Saturday, 19 July 2014

The Great Fire of Carshalton; An Eye-Witness Report by Your Man on the Spot

Having enjoyed a morning stroll around our little local nature reserve - where the Gatekeepers and Ringlets were flying in merry abundance - I was walking back into the village when I noticed a thick  plume of pretty ugly smoke rolling up from somewhere behind the High Street shops. It looked like too much to be an over-exuberant bonfire - and so it proved. As I drew nearer, I discovered that it was the old bakery building behind the baker's shop. There were no flames, but the smoke was billowing out in quantity.
 Already knots of interested bystanders were forming all around, and in minutes the first batch of cops had turned up and set about their usual thing - putting up tape barriers, closing the road and gesticulating at drivers and onlookers alike. More police were soon piling onto the scene, with cars turning up every minute - but no sign of the fire brigade. I nipped into the Co-Op supermarket as it was still open (it wouldn't be for long), and while I was at the till, a young House Sparrow - no doubt disoriented by the smoke and kerfuffle - flew in through the open door, like Bede's sparrow flying through the hall, except that there was no exit at the other end. The last I saw of him he was perched atop Tinned Vegetables.

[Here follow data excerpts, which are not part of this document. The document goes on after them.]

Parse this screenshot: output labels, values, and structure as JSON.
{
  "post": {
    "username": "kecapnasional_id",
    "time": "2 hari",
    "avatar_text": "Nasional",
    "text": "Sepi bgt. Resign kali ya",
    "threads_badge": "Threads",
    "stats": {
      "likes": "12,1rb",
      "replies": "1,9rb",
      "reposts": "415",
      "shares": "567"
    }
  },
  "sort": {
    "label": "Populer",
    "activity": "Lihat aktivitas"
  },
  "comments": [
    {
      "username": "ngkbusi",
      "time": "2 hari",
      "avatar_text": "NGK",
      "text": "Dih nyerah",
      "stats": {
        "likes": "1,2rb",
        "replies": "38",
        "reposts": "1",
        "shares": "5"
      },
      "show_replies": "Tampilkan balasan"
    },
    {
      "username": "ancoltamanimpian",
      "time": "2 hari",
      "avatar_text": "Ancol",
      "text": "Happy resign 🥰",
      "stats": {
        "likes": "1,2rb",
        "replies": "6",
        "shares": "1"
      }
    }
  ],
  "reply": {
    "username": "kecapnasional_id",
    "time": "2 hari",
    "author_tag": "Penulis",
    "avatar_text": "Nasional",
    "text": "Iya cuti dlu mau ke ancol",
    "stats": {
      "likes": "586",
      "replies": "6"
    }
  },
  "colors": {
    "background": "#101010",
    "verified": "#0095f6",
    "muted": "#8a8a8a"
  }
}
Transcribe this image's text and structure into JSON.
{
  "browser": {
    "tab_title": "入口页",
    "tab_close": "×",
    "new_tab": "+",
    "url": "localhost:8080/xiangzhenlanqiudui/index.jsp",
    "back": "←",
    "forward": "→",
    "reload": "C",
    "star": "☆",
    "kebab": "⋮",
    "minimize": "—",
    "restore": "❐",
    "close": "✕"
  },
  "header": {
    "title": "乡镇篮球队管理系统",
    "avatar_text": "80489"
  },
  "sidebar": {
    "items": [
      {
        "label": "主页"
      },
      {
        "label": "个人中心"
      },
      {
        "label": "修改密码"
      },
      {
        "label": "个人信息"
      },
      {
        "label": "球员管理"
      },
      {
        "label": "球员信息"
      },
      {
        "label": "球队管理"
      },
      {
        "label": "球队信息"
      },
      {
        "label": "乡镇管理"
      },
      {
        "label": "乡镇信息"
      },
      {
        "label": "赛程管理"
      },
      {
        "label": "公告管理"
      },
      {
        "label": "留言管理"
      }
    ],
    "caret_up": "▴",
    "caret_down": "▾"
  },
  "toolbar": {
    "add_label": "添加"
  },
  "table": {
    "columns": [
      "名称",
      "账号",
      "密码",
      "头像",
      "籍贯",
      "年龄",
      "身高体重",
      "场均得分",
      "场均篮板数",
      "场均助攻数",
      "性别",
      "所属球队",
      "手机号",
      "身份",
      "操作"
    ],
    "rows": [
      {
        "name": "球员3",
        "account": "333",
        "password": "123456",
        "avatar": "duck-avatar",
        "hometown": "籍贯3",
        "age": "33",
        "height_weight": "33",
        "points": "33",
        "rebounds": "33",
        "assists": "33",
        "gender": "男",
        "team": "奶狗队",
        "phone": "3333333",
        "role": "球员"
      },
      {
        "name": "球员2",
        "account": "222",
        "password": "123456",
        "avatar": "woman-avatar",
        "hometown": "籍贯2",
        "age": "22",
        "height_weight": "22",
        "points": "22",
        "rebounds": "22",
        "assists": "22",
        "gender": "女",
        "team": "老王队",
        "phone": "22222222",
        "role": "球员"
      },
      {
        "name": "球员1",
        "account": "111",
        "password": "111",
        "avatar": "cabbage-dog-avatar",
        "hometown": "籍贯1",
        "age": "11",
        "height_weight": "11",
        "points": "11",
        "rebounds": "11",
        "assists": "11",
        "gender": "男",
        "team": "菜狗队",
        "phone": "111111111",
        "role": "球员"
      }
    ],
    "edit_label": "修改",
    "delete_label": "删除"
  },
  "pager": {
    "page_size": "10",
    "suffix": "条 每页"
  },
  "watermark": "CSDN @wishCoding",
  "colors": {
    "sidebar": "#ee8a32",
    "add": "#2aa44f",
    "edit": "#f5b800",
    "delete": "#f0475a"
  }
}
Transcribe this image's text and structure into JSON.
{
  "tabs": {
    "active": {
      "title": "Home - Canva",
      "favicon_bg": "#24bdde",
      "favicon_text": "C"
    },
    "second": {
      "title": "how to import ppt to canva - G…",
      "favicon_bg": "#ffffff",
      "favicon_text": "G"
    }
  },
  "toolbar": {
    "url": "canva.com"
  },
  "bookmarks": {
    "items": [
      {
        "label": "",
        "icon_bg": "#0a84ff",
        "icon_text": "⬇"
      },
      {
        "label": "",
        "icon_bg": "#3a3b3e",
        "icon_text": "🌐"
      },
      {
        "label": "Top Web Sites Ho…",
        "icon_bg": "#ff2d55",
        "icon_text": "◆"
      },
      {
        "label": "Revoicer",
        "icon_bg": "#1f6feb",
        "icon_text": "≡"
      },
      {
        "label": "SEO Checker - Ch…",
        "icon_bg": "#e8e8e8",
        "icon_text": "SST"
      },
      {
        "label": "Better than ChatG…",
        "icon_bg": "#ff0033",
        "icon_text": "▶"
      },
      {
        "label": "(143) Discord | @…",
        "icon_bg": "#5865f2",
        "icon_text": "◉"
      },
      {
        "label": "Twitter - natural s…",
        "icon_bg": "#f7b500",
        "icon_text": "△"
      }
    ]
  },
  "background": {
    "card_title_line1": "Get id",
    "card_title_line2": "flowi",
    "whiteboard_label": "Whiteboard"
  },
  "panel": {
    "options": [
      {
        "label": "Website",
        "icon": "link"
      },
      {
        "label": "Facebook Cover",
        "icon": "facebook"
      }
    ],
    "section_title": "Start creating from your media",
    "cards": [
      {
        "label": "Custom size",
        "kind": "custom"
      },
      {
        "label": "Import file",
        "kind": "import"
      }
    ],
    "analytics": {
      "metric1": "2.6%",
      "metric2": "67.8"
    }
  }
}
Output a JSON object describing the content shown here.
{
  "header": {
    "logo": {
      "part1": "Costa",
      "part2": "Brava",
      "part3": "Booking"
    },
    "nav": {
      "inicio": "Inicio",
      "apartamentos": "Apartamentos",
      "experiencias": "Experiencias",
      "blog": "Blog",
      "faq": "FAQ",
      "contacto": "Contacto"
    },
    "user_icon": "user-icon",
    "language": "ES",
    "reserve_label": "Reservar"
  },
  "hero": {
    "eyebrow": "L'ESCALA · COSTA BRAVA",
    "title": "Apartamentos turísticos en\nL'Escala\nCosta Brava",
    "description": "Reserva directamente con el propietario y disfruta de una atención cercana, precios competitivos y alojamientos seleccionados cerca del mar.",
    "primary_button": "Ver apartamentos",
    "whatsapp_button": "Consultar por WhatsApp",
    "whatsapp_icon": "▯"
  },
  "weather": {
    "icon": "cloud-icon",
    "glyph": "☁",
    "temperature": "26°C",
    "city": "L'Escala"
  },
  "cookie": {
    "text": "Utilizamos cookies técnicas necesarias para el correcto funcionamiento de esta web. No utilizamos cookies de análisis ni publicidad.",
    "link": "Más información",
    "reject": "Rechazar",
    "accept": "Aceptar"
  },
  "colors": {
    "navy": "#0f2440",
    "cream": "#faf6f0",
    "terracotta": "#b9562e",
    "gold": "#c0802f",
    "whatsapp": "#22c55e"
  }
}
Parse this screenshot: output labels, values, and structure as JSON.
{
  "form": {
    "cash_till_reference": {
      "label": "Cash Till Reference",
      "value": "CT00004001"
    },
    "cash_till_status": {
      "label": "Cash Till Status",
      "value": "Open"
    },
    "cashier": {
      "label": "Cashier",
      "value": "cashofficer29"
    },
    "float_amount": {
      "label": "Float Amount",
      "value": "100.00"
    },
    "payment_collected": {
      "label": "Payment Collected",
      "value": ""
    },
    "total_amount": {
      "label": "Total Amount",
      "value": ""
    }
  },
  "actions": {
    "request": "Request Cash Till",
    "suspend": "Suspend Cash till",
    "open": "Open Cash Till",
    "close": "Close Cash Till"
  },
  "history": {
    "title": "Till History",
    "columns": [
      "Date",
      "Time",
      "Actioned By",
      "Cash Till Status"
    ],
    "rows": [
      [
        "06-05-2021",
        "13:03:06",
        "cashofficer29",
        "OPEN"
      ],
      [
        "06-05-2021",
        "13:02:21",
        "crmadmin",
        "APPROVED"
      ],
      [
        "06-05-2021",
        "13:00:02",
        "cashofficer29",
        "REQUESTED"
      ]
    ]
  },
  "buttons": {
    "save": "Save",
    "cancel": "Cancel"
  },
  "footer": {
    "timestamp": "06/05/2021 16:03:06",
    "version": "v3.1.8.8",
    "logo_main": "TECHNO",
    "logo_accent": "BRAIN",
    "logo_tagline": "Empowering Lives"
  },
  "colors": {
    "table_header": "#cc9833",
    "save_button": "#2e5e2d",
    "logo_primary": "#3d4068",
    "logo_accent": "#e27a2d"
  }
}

 When I passed that way a couple of hours later, still more of the High Street was closed, and half a dozen fire engines were now at the scene, with miles of hoses trailing everywhere. They seemed to have done their work and nothing remained of the fire but a smoky tang to the air. The firefighters were sorting out their equipment, amid much joshing and badinage. They seemed to be enjoying themselves; they don't often get to see a fire these days.
 Stop Press: I just discovered that this fire broke out just as the firefighters' latest two-hour strike was under way - what are the chances?